Pasamos unos días esplendorosos, en los que el viento de los glaciares y un sol hiperactivo nos cuartean la piel y nos ponen rápidamente cara de vikingo. Hay tanta luz que Kathleen se olvida de que lleva puestas las gafas de sol y pide que se las dé: lo siguiente será salir a la calle con la máscara de dormir. Al doblar alguna esquina, una vaharada de olor ahumado nos abre el apetito y los pies caminan solos hasta el mercado semanal, donde tomamos zumo de arándanos rojos con manzana (tyttebær) y panqueques rellenos (sveler).

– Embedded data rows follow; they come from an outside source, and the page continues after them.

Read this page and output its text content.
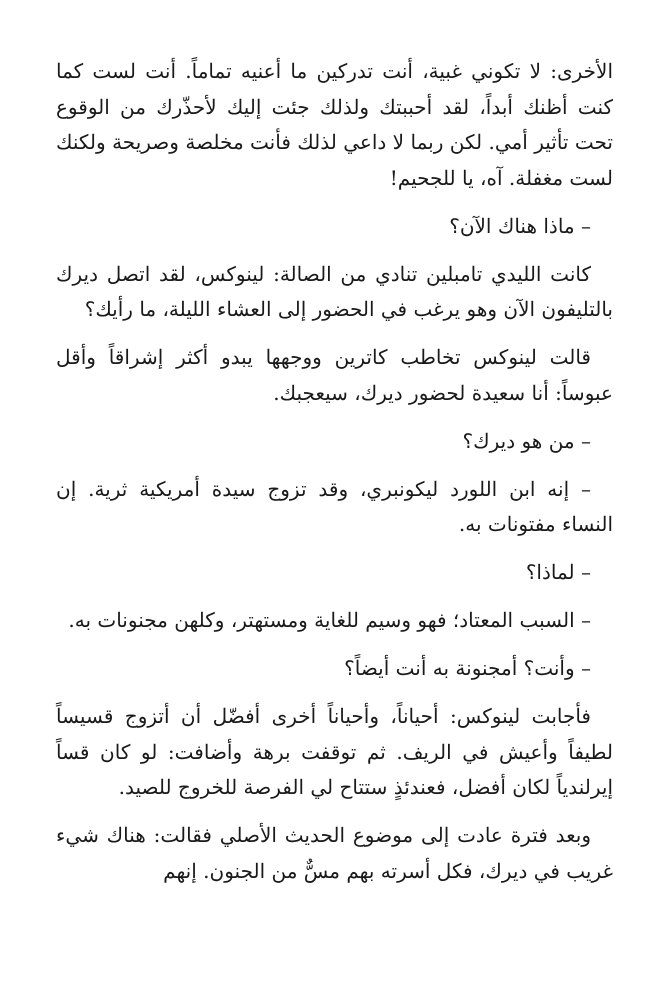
الأخرى: لا تكوني غبية، أنت تدركين ما أعنيه تماماً. أنت لست كما كنت أظنك أبداً، لقد أحببتك ولذلك جئت إليك لأحذّرك من الوقوع تحت تأثير أمي. لكن ربما لا داعي لذلك فأنت مخلصة وصريحة ولكنك لست مغفلة. آه، يا للجحيم!

– ماذا هناك الآن؟

كانت الليدي تامبلين تنادي من الصالة: لينوكس، لقد اتصل ديرك بالتليفون الآن وهو يرغب في الحضور إلى العشاء الليلة، ما رأيك؟

قالت لينوكس تخاطب كاترين ووجهها يبدو أكثر إشراقاً وأقل عبوساً: أنا سعيدة لحضور ديرك، سيعجبك.

– من هو ديرك؟

– إنه ابن اللورد ليكونبري، وقد تزوج سيدة أمريكية ثرية. إن النساء مفتونات به.

– لماذا؟

– السبب المعتاد؛ فهو وسيم للغاية ومستهتر، وكلهن مجنونات به.

– وأنت؟ أمجنونة به أنت أيضاً؟

فأجابت لينوكس: أحياناً، وأحياناً أخرى أفضّل أن أتزوج قسيساً لطيفاً وأعيش في الريف. ثم توقفت برهة وأضافت: لو كان قساً إيرلندياً لكان أفضل، فعندئذٍ ستتاح لي الفرصة للخروج للصيد.

وبعد فترة عادت إلى موضوع الحديث الأصلي فقالت: هناك شيء غريب في ديرك، فكل أسرته بهم مسٌّ من الجنون. إنهم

Picando de puesto en puesto, y por no quedar mal con nadie, nos dejamos varios cientos de coronas en quesos locales, entre ellos varias tonalidades de brunost, el famoso queso marrón que —nos explica un tendero— en realidad no es queso, porque la lactosa se funde hasta convertirse en caramelo. Caramelo de cabra.

Esta placidez que otros, menos corridos, atribuiríamos al comienzo de la primavera boreal, Julia la atribuye al petróleo. Cuando en los años 1970 se descubrieron en Noruega ingentes yacimientos petrolíferos —nos explica—, el gobierno los nacionalizó, creó un fondo de pensiones y, aunque ahora la energía consumida sea casi enteramente renovable, los noruegos siguen gozando de un capital geológico equivalente a un millón de dólares per capita.

—Este lo que pasa es que tiene asegurada la jubilación —razona Julia cuando el conserje sube a arreglarle la tele.

Un ciclista sonriente nos cede el paso:
—Es que tiene asegurada la jubilación.

Una tienda abre únicamente de cuatro a siete de la tarde:
—Es que el dueño tiene asegurada la jubilación.

Lo que todo ello prueba es, sobre todo, que Julia no tiene asegurada la jubilación. Cuando Kathleen y yo regresemos a la primavera todavía le quedará un alijo de ginebra en el mueble bar, que no es una jubilación pero tiene los mismos efectos sobre el organismo.